Friday, June 12, 2009
A Silent Killer
by Jean Henry Mead
Is your bedroom furniture making you sick?
I was surparised to learn that forty-six billion pounds of formaldehyde are produced annually and used in the manufacture of furniture, kitchen and bathroom cabinets, plywood, wall paneling, cosmetics, adhesives and other household products.
Formaldehyde is especially toxic in bedroom furniture manufactured in China and other foreign countries. In fact, it’s nearly impossible to buy furniture that doesn't contain formaldehyde. If you can find an American furniture manufacturer still in business, it will cost a small fortune to order a relatively formaldehyde-free bedroom suite.
Formaldehyde is not only toxic and allergenic but carcinogenic.

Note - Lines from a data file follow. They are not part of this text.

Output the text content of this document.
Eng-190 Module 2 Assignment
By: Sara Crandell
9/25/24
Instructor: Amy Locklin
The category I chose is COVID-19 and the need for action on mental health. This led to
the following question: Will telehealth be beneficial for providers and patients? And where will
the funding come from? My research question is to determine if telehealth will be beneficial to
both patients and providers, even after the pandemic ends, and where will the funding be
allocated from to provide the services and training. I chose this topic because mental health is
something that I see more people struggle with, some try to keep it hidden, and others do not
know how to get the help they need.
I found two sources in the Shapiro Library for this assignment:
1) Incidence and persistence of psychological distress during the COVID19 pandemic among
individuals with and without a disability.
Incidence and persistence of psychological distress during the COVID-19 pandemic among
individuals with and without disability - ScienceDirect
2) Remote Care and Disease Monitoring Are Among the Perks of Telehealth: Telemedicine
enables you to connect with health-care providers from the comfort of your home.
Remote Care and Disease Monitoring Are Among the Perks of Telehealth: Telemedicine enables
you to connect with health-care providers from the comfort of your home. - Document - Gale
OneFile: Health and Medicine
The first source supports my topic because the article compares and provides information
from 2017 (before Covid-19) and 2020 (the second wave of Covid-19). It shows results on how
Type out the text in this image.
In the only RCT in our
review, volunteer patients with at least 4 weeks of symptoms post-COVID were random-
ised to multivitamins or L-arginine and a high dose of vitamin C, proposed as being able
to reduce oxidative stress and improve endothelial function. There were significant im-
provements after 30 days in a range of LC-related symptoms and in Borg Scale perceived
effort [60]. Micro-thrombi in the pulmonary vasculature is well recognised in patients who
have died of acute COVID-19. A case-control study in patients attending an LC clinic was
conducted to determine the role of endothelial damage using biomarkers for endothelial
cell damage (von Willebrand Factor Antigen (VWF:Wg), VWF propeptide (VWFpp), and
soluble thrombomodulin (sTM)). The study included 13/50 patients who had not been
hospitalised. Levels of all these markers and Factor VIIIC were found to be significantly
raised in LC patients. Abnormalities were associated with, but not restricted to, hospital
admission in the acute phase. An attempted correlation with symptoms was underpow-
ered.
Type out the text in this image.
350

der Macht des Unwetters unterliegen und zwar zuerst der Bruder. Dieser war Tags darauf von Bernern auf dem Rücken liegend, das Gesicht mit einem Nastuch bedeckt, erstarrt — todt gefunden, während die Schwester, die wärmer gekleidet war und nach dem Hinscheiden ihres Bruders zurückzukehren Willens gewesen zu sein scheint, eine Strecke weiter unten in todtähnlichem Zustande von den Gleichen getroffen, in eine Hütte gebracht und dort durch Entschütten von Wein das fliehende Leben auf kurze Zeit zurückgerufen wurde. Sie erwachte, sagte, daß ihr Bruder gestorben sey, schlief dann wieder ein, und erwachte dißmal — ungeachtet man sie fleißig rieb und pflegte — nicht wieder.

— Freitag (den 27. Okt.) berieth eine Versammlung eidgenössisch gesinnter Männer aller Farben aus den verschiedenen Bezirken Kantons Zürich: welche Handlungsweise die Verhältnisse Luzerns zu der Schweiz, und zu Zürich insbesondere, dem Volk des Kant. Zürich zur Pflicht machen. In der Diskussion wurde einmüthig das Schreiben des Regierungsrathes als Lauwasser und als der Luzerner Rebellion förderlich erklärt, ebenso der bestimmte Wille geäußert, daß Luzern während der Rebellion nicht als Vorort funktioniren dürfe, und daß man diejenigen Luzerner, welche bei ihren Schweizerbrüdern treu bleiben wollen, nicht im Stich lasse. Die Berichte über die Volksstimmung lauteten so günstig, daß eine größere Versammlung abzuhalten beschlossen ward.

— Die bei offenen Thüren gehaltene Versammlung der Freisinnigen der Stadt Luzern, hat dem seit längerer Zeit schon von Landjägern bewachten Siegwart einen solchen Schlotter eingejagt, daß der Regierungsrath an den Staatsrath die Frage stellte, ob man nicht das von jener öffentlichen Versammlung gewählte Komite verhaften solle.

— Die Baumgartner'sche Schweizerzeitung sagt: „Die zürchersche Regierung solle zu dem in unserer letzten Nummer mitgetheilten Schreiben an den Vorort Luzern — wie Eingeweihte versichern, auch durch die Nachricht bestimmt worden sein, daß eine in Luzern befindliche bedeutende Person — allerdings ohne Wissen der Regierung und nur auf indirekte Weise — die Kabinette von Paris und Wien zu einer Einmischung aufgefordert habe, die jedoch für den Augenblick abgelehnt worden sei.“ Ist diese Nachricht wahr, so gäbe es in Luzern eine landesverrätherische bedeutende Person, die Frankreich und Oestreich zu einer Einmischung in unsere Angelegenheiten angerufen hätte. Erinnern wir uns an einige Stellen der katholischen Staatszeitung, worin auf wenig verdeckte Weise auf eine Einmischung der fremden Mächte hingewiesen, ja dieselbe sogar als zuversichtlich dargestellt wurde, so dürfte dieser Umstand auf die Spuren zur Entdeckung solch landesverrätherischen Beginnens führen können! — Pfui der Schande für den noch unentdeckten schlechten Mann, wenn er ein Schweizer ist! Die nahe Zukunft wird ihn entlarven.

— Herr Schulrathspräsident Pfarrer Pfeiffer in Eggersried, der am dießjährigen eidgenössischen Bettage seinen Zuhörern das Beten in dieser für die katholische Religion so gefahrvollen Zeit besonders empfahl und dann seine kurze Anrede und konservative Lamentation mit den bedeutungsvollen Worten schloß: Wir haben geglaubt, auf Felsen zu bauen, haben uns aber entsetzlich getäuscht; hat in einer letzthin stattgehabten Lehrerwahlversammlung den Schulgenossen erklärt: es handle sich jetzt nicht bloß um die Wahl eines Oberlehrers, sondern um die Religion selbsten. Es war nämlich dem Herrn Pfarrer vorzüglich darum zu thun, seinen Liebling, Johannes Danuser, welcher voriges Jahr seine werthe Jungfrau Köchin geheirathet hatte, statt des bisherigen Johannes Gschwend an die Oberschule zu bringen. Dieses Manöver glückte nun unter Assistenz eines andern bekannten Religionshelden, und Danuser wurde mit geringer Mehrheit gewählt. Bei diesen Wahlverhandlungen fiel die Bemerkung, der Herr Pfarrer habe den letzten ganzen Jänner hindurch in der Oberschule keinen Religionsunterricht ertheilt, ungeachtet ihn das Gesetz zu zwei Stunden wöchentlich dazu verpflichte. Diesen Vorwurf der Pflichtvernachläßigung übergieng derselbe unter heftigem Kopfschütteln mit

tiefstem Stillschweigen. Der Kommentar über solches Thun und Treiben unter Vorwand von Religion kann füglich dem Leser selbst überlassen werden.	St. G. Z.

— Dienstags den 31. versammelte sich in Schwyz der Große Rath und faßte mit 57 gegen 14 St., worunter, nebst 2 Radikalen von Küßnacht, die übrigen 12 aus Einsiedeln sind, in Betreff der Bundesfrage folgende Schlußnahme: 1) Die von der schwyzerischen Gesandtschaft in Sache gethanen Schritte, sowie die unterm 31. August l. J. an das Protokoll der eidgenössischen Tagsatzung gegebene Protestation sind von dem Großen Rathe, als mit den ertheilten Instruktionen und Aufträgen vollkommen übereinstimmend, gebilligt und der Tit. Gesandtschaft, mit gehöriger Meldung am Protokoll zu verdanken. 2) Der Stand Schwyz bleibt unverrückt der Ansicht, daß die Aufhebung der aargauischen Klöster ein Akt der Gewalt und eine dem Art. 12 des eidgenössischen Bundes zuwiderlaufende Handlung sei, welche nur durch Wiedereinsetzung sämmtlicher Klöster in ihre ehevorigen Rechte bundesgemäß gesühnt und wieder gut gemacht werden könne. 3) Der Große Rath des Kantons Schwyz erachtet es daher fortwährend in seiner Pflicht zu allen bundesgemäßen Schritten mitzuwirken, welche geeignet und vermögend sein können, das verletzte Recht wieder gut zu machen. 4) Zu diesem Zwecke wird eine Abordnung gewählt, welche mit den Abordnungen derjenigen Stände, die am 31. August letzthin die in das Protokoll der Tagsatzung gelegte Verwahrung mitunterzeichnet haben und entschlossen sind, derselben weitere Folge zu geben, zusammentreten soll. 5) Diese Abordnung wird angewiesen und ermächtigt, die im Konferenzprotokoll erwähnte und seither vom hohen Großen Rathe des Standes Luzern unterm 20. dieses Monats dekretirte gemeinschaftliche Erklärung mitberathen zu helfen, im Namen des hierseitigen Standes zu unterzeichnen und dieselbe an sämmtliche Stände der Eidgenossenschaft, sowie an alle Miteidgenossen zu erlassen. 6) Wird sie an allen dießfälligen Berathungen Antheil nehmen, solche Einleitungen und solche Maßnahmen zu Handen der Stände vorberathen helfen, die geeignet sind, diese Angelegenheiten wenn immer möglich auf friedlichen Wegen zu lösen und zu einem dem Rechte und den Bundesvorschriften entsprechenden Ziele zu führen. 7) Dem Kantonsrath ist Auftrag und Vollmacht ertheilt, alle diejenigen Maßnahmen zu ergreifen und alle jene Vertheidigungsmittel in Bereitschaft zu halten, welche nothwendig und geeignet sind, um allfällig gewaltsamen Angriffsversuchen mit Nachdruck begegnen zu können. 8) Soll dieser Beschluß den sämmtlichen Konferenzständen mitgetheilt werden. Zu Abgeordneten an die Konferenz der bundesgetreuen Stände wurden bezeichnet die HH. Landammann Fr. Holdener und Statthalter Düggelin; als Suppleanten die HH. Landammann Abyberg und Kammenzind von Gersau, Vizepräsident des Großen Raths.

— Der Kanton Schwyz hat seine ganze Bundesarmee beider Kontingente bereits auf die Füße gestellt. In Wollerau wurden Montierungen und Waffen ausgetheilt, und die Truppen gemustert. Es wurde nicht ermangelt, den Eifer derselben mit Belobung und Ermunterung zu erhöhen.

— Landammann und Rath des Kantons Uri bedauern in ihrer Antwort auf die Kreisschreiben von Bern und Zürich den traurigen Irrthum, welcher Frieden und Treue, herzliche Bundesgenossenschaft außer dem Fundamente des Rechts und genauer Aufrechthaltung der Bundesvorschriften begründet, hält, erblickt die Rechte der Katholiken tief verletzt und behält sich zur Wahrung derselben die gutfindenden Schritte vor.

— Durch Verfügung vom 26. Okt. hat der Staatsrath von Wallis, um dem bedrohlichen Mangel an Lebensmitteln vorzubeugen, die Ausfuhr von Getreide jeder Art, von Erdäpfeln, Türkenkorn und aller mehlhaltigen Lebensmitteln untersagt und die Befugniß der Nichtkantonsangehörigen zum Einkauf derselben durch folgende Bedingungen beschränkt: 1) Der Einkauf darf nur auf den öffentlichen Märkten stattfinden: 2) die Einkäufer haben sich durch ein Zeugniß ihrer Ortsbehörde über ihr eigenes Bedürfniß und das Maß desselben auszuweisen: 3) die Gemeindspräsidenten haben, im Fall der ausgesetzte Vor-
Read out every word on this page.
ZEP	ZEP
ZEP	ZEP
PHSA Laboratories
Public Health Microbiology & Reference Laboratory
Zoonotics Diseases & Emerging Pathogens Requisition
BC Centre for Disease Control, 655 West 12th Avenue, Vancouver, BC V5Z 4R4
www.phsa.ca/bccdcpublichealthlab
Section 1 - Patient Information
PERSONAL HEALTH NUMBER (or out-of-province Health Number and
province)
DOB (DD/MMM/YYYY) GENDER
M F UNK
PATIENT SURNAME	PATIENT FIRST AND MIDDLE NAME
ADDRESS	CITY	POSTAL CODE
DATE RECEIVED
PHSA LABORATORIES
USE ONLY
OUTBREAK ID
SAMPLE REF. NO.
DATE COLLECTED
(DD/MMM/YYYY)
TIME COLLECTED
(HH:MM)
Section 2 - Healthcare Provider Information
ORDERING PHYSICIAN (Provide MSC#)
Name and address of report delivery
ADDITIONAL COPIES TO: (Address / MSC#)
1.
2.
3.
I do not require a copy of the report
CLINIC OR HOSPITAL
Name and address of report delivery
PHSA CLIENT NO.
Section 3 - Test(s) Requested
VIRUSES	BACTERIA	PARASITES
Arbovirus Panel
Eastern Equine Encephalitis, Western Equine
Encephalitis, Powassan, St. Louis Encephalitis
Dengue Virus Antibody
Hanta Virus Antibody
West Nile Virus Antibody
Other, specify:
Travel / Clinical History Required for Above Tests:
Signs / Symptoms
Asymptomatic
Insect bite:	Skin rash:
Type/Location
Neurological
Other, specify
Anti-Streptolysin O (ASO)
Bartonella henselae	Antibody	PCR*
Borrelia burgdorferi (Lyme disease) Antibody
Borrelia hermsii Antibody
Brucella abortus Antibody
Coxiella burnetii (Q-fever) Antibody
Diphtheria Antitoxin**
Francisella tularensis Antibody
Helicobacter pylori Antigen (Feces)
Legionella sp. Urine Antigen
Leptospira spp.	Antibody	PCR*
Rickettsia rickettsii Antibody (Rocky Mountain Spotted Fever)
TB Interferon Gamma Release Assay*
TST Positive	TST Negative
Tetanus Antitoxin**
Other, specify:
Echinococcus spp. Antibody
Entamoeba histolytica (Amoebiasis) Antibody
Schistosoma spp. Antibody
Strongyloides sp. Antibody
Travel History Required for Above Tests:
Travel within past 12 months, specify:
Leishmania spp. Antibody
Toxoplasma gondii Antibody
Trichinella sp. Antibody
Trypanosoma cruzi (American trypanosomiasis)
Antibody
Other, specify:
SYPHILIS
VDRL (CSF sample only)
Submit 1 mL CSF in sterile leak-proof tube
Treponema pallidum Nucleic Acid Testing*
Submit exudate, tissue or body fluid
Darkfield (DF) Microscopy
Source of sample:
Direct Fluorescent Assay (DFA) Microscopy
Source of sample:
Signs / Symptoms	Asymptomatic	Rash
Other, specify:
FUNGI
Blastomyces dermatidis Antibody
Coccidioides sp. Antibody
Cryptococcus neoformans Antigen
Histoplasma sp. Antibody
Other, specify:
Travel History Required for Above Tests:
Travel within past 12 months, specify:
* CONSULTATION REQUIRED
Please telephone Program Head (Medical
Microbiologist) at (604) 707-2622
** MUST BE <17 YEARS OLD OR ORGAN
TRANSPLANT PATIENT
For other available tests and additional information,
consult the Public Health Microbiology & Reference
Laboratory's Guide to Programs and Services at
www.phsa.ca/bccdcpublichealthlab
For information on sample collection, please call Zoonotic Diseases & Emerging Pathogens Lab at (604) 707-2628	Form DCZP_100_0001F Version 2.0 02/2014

The resins are used mainly in construction materials and are the source of one of the most common indoor air pollutants. At concentrations above 0.1 ppm, formaldehyde can irritate the eyes and mucous membranes. When inhaled at this concentration, it also causes headaches, burning throats, difficulty breathing and asthma symptoms. I know because I’ve suffered them all. We recently got rid of our cherry wood bedroom set, which was manufactured in China where most furniture sold in this country now originates. Pity the poor workers who assemble furniture on a regular basis. Even one of the factory secretaries said that she has to have her eyes checked every three weeks for toxicity.
The problem now is finding a replacement bedroom suite. For $8,000 or more, a furniture manufacturer will build a bedroom suite that contains specially ordered glue and wood that is purportedly formaldehyde-free. However, I was told by a Montana manufacturer that no formaldehyde-free plywood exists. I did some research and found that a company called Eco-Wise in Austin, Texas, produces such a plywood, so I called the furniture company to tell them about it.
I was then told, “That’s just the new California standards that take effect next year. The plywood is not entirely formaldehyde-free. And it’s going to be terribly expensive.” How expensive can enough plywood for the dresser drawers cost at $77.95 to $89.95 for a 4 x 8 sheet? I called Eco-Wise and was told to call back later when the supervisor was in. In the meantime I could research “MDS plywood” online. That was a dead end because everyone I called, and was referred to, had no idea whether formaldehyde exists in their product, but they referred me to suppliers "who might know."
Salesmen, managers and supervisors didn’t know. So I decided to call Eco-Wise again. While waiting for a call-back, I did further research on formaldehyde. The Columbia Encyclopedia says that “Formaldehyde, or HCHO, at standard temperatures and conditions is a flammable, poisonous, colorless gas with a suffocating odor. It’s used in the preparation of dyes, in the production of Bakelike, other plastics and synthetic resins, and for several other purposes. The IUPAC name for formaldehyde is methanal.“
The Wikipedia warns that methanal “is a toxic chemical. Drinking even small amounts can cause blindness.” At room temperature it’s a polar liquid used as antifreeze, solvent, fuel, and denaturant for ethanol.”
No wonder I’ve had blurred vision when getting up during the night. Isn’t it comforting to know that most of us have been sleeping with all these toxic chemicals? I’ve come to the conclusion that the best way to replace our furnitute to cut down a tree and build our own.
One good piece of information came from one of my phone calls. The Eco-Wise supervisor told me that those who can't afford a nearly formalgahyde-free bedroom suite can spray or paint their furniture with a product called Safe Seal. The coating seals in toxic fumes at a rate of 90% effective. That's great but something needs to be done at the federal level because manufacturers are either oblivious to the health problems their products are causing, or they simply don't care. Especially sensitive to the toxic fumes are small children and the elderly.
California has taken a step in the right direction with a limited ban on formaldehyde products, scheduled to take effect next year, but much more needs to be done.